Always, there will be factors beyond policy. Chua pointed out that the 2011-19 period also saw the passing of Lee Kuan Yew and Joseph Schooling’s Olympic gold. Both fostered unity and national identity, and in LKY’s case, a collective reflection. Meanwhile, post-2019 inflation is one of the pandemic’s grim legacies (its domestic sources have been the subject of robust debate), even though it has ebbed from its 2023 peak. Even so, Singapore’s political economy is the most powerful structural force shaping competition, and hence society. Chua noted that immigration is closely correlated with inflation. (Intensified, perhaps, by the active wooing of the ultra-rich.) While we (rightly) celebrate falling income equality, we refuse to even acknowledge, let alone measure, wealth inequality. The problem of course is that the juxtaposition is visible and visceral: sprawling landed houses and cosy HDBs; Bentleys and crowded buses and trains; wet markets and premium grocers; and countless other markers of daily life.
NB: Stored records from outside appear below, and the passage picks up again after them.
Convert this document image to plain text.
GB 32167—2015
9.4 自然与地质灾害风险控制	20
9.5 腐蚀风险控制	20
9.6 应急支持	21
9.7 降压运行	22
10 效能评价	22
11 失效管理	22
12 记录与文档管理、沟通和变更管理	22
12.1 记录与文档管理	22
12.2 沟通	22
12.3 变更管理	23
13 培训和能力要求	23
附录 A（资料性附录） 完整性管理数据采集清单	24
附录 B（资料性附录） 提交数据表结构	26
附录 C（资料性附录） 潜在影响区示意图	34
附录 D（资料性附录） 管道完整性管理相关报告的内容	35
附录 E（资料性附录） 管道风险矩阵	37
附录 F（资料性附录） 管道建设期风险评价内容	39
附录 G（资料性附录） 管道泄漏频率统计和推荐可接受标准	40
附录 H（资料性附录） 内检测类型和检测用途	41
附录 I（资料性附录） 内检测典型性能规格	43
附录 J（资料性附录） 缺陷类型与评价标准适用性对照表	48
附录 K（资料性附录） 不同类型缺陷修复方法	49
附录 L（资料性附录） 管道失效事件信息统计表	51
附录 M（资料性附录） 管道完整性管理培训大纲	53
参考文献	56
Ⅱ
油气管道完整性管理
Dig deeper, and six decades of meritocracy have conditioned us to equate worth—our own and others’—with material success. With bungalows and Bentleys. This breeds what Chua called “relational inequality”, the hardest to dismantle because it means overhauling an entire culture. Considered thus, he says, the problem is less scientific than moral. What kind of society do we want? What kind of society is being foisted upon us? And where, between the two, will we eventually end up in one, two, or three decades?